Right now this is just a proposal driven by feedback and input from the TAGs on the volume of work they have. If this isnt a structure the TAGs feel they need called out in their charters, that's fine. We've tried tackling this a few different ways in the past and nothing really stuck. Some working groups live on forever as they cover specific sub-domains of focus under a TAG, and some eventually wind down.

angellk commented 3 months ago

@dims within TAG App Delivery, we are looking at creating a WG for Infrastructure Lifecycle - it would be good to discuss whether that is better started as an Exploratory Group vs a Working Group

raravena80 commented 3 months ago

Some thoughts that came up in the TOC meeting today (04-02-2024): It would help to document the path from exploratory groups (short lived) to working groups (long lived), and later TAGs(?) This in addition to documenting what exploratory and working groups are.

rochaporto commented 3 months ago

Another comment from today's TOC meeting, we already have WGs that are not tied to a single TAG: wg-serveless, cartografos.

Adding to that, the questions being asked above are similar to the ones in the process for WG creation under kubernetes: https://github.com/kubernetes/community/blob/master/committee-steering/governance/wg-governance.md#creation-process-description

which highlight the answers to the need for a clear entry and exit criteria. Do we have this clear for the existing WGs, especially the ones existing for several years? Should we review those before starting a new type of WG?

cathyhongzhang commented 3 months ago

I am wondering if there is a need to create and define this new "exploration groups" entity. Existing working groups can be time-limited or stay for a long time. Defining a new entity may make it more confusing to people. I think what we need is something like "horizontal TAG" which involves technology areas across multiple vertical TAGs. Serverless WG is such an example. AI WG is another example. Both WG's working areas involve runtime, network, storage, observability, etc. Without a "horizontal TAG", we resulted in having an independent WG not hosted under any TAG, such as serverless, or having a WG that is hosted under multiple TAGs which could have operational complexity. What we need is probably to define how a WG evolves into a "Horizontal TAG".

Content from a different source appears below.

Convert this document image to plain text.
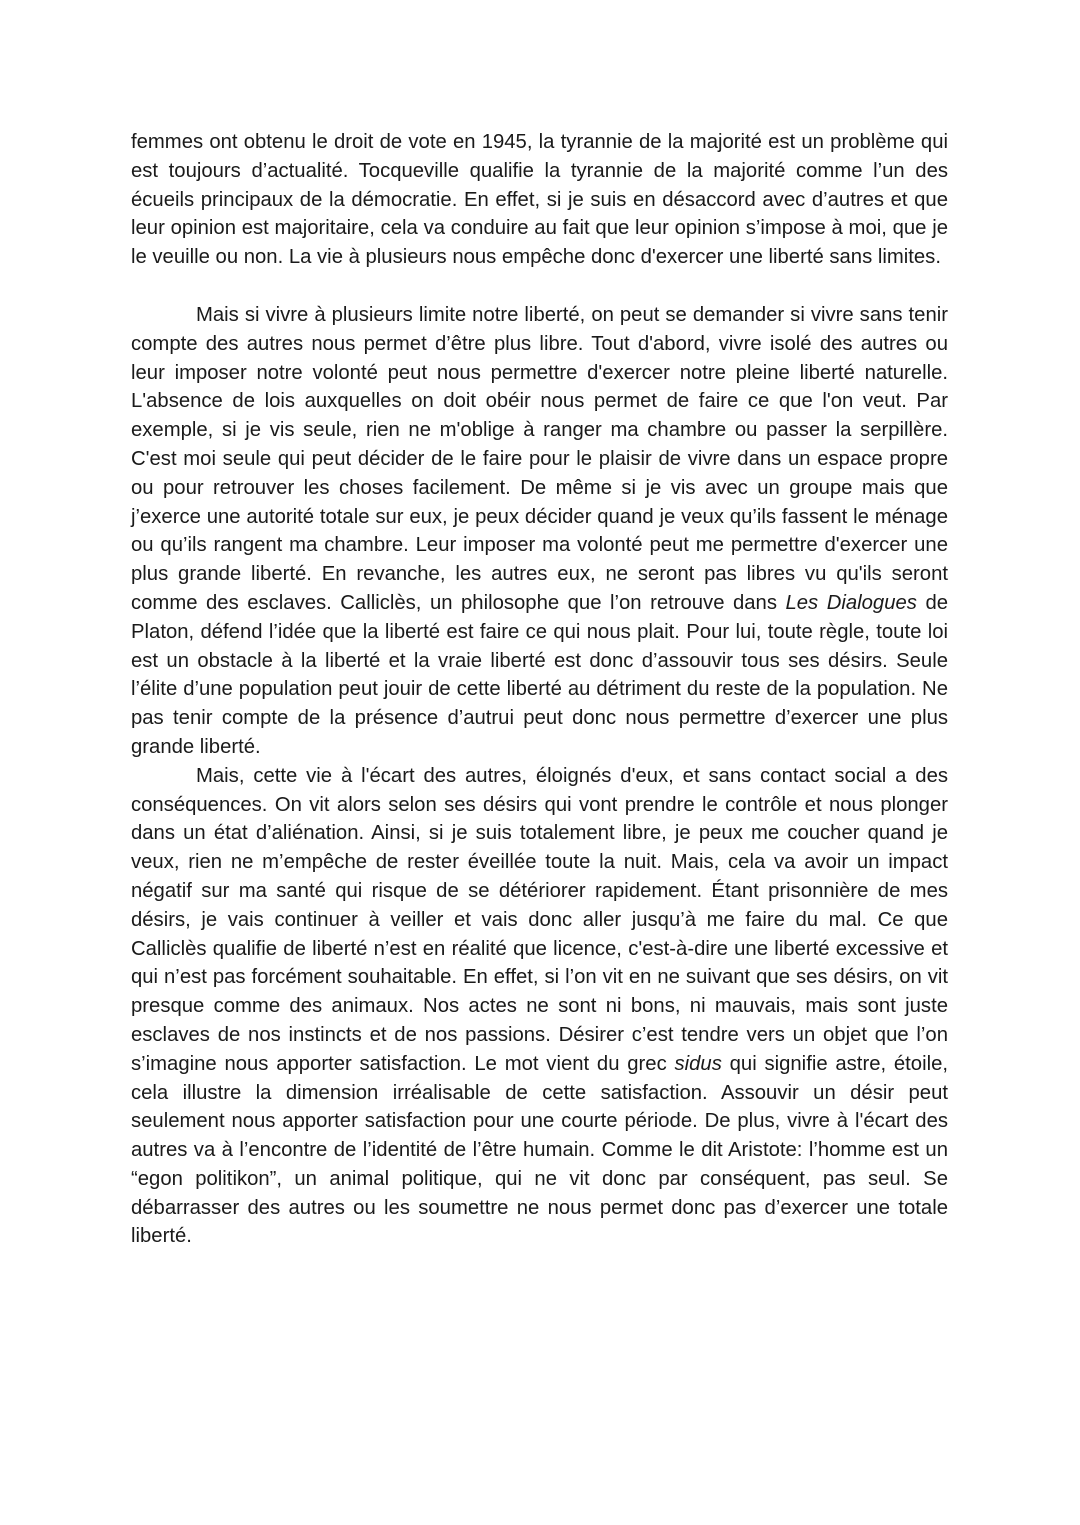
femmes ont obtenu le droit de vote en 1945, la tyrannie de la majorité est un problème qui est toujours d’actualité. Tocqueville qualifie la tyrannie de la majorité comme l’un des écueils principaux de la démocratie. En effet, si je suis en désaccord avec d’autres et que leur opinion est majoritaire, cela va conduire au fait que leur opinion s’impose à moi, que je le veuille ou non. La vie à plusieurs nous empêche donc d'exercer une liberté sans limites.

Mais si vivre à plusieurs limite notre liberté, on peut se demander si vivre sans tenir compte des autres nous permet d’être plus libre. Tout d'abord, vivre isolé des autres ou leur imposer notre volonté peut nous permettre d'exercer notre pleine liberté naturelle. L'absence de lois auxquelles on doit obéir nous permet de faire ce que l'on veut. Par exemple, si je vis seule, rien ne m'oblige à ranger ma chambre ou passer la serpillère. C'est moi seule qui peut décider de le faire pour le plaisir de vivre dans un espace propre ou pour retrouver les choses facilement. De même si je vis avec un groupe mais que j’exerce une autorité totale sur eux, je peux décider quand je veux qu’ils fassent le ménage ou qu’ils rangent ma chambre. Leur imposer ma volonté peut me permettre d'exercer une plus grande liberté. En revanche, les autres eux, ne seront pas libres vu qu'ils seront comme des esclaves. Calliclès, un philosophe que l’on retrouve dans Les Dialogues de Platon, défend l’idée que la liberté est faire ce qui nous plait. Pour lui, toute règle, toute loi est un obstacle à la liberté et la vraie liberté est donc d’assouvir tous ses désirs. Seule l’élite d’une population peut jouir de cette liberté au détriment du reste de la population. Ne pas tenir compte de la présence d’autrui peut donc nous permettre d’exercer une plus grande liberté.

Mais, cette vie à l'écart des autres, éloignés d'eux, et sans contact social a des conséquences. On vit alors selon ses désirs qui vont prendre le contrôle et nous plonger dans un état d’aliénation. Ainsi, si je suis totalement libre, je peux me coucher quand je veux, rien ne m’empêche de rester éveillée toute la nuit. Mais, cela va avoir un impact négatif sur ma santé qui risque de se détériorer rapidement. Étant prisonnière de mes désirs, je vais continuer à veiller et vais donc aller jusqu’à me faire du mal. Ce que Calliclès qualifie de liberté n’est en réalité que licence, c'est-à-dire une liberté excessive et qui n’est pas forcément souhaitable. En effet, si l’on vit en ne suivant que ses désirs, on vit presque comme des animaux. Nos actes ne sont ni bons, ni mauvais, mais sont juste esclaves de nos instincts et de nos passions. Désirer c’est tendre vers un objet que l’on s’imagine nous apporter satisfaction. Le mot vient du grec sidus qui signifie astre, étoile, cela illustre la dimension irréalisable de cette satisfaction. Assouvir un désir peut seulement nous apporter satisfaction pour une courte période. De plus, vivre à l'écart des autres va à l’encontre de l’identité de l’être humain. Comme le dit Aristote: l’homme est un “egon politikon”, un animal politique, qui ne vit donc par conséquent, pas seul. Se débarrasser des autres ou les soumettre ne nous permet donc pas d’exercer une totale liberté.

zanetworker commented 2 months ago

I see two distinct problems:

  1. Identify the means "for disparate groups to collaborate around a common problem" (cc @dims). A concrete example here is #hosted-controlplanes. Those groups typically have a problem, have solved it in different ways (in their own bubbles), now they would like to explore how to streamline solutions, approaches, and discussions so that others looking to solve the same problems in the future don't have to start from scratch, or simply accelerate collaboration and create net new opportunities.

  2. Assuming the folks from 1. formed a WG (that has been the default answer so far), i.e., had someone/something guide their souls to a place where they can meet and discus ideas, in a formal context, the next problem is define where the group should go next. In somecases, where the groups touches on many areas in the ecosystem (e.g., AI, Serverless, ...), the question becomes how to define how a WG evolves into a "Horizontal TAG" (cc @cathyhongzhang). In others, the group maintains focus on a single topic, it's clear but needs a resting place, where should that be?